In our study, the serum levels of Wnt signaling pathway inhibitors, DKK-1, Sclerostin, and sFRP1, were not different in AS patients from the healthy controls. However, subgroup analysis showed that patients receiving anti-TNFα treatment had higher DKK-1 levels compared to patients taking conventional drugs. Daoussis et al. recently measured DKK-1 level using two different serum assays; a sandwich Elisa assay that showed circulating DKK-1 indicated that serum DKK-1 was increased in AS patients compared to healthy controls, but a functional ELISA model showed decreased binding of DKK-1 to the LRP-6 receptor[7]. Diarra et al. also found that, in contrast to RA, DKK-1 levels in AS were very low and showed no relation with measures of disease activity[26]. Lane et al. found that higher DKK-1 levels were protective and diminished the risk of radiologic progression for hip OA, another disease associated with bone formation[27]. All of these studies suggest that either dysfunction or decreased level of DKK-1 is crucial for new bone formation in AS. In our study, increased DKK-1 level in AS patients who were on anti-TNF treatment are noteworthy, since the balance between DKK-1 and Wnt is important for bone turnover. In Diarra et al.’s study, DKK-1 levels in RA patients were diminished with anti-TNF drugs, but the effects in AS patients were not clear[26]. According to our results, decreased OPG and increased DKK-1 in patients on anti-TNF therapy suggest a trend favoring osteoclastogenesis in these patients. However, prospective studies are needed to determine the net effect of biological therapies on bone metabolism.

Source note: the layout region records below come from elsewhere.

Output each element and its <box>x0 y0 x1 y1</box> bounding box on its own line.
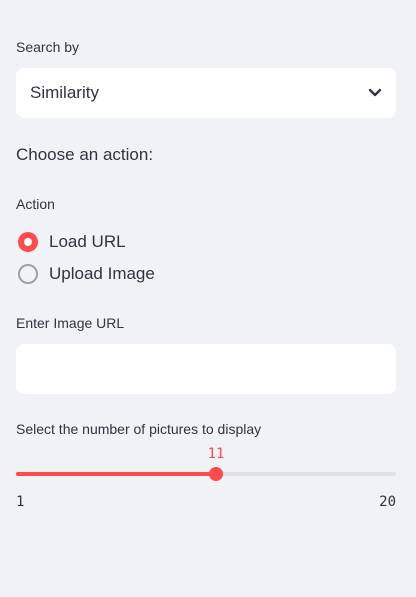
slider-current-value: 11 <box>207 446 225 462</box>
radio-upload-image[interactable]: Upload Image <box>18 264 155 284</box>
slider-label: Select the number of pictures to display <box>16 421 262 437</box>
chevron-down-icon <box>368 88 382 98</box>
choose-action-heading: Choose an action: <box>16 145 154 164</box>
sidebar-panel: Search by Similarity Choose an action: A… <box>0 0 416 597</box>
image-url-label: Enter Image URL <box>16 315 125 331</box>
action-label: Action <box>16 196 55 212</box>
search-by-select[interactable]: Similarity <box>16 68 396 118</box>
radio-unselected-icon <box>18 264 38 284</box>
slider-track-fill <box>16 472 216 476</box>
pictures-count-slider[interactable]: 11 1 20 <box>16 440 396 520</box>
slider-track[interactable] <box>16 472 396 476</box>
slider-min-label: 1 <box>16 494 25 510</box>
search-by-label: Search by <box>16 39 80 55</box>
radio-load-url-label: Load URL <box>49 232 126 251</box>
search-by-value: Similarity <box>30 83 99 102</box>
radio-selected-icon <box>18 232 38 252</box>
slider-thumb[interactable] <box>209 467 223 481</box>
image-url-input[interactable] <box>16 344 396 394</box>
radio-load-url[interactable]: Load URL <box>18 232 126 252</box>
radio-upload-image-label: Upload Image <box>49 264 155 283</box>
slider-max-label: 20 <box>379 494 396 510</box>
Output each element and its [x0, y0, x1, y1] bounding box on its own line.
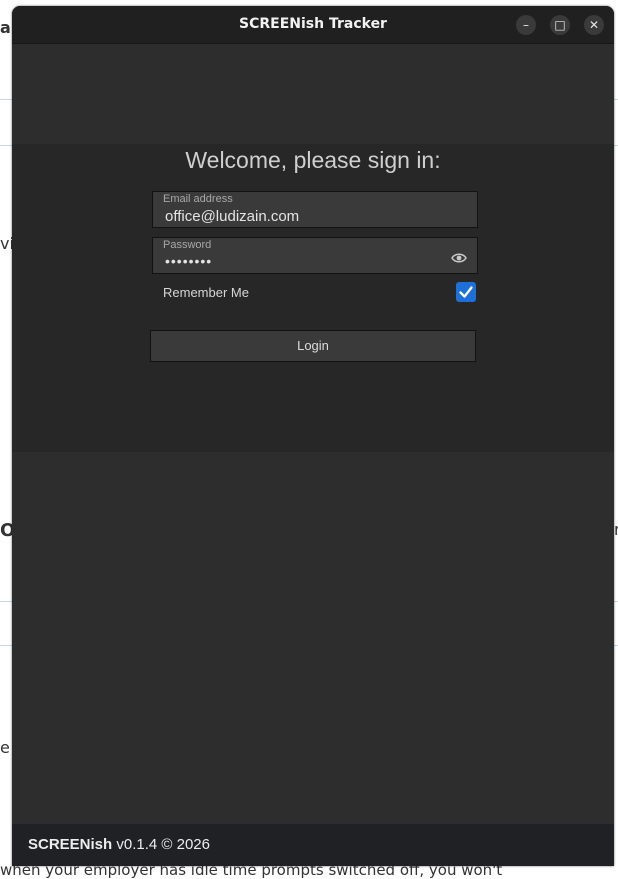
- email-input[interactable]: office@ludizain.com: [165, 208, 299, 225]
- remember-me-checkbox[interactable]: [456, 282, 476, 302]
- eye-icon[interactable]: [451, 249, 467, 263]
- checkmark-icon: [459, 286, 473, 298]
- maximize-icon: □: [554, 18, 566, 32]
- login-button[interactable]: Login: [150, 330, 476, 362]
- minimize-button[interactable]: –: [516, 15, 536, 35]
- email-label: Email address: [163, 193, 233, 205]
- password-input[interactable]: ••••••••: [165, 253, 212, 269]
- app-window: SCREENish Tracker – □ ✕ Welcome, please …: [12, 6, 614, 866]
- background-text-fragment: r: [614, 520, 618, 539]
- maximize-button[interactable]: □: [550, 15, 570, 35]
- password-label: Password: [163, 239, 212, 251]
- login-panel: Welcome, please sign in: Email address o…: [12, 144, 614, 452]
- title-bar[interactable]: SCREENish Tracker – □ ✕: [12, 6, 614, 44]
- remember-me-label: Remember Me: [163, 285, 249, 300]
- close-icon: ✕: [588, 18, 600, 32]
- password-field[interactable]: Password ••••••••: [152, 237, 478, 274]
- footer: SCREENish v0.1.4 © 2026: [12, 824, 614, 866]
- background-text-fragment: a: [0, 18, 11, 37]
- page-title: Welcome, please sign in:: [185, 147, 441, 173]
- footer-brand: SCREENish: [28, 836, 113, 853]
- minimize-icon: –: [523, 18, 529, 32]
- footer-version: v0.1.4 © 2026: [112, 836, 210, 853]
- close-button[interactable]: ✕: [584, 15, 604, 35]
- email-field[interactable]: Email address office@ludizain.com: [152, 191, 478, 228]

In this cross-sectional study we showed that OPG levels were significantly down regulated in AS patients compared to healthy subjects. Serum concentrations of OPG tend to be higher in patients with active disease state suggesting a trend favoring osteoblastic activity in these patients. The levels of Wnt signal pathway inhibitors seem not altered in AS. Ongoing ectopic bone formation, one of the one of the hallmark features of AS, may be related to dysfunction of these molecules at the cellular level.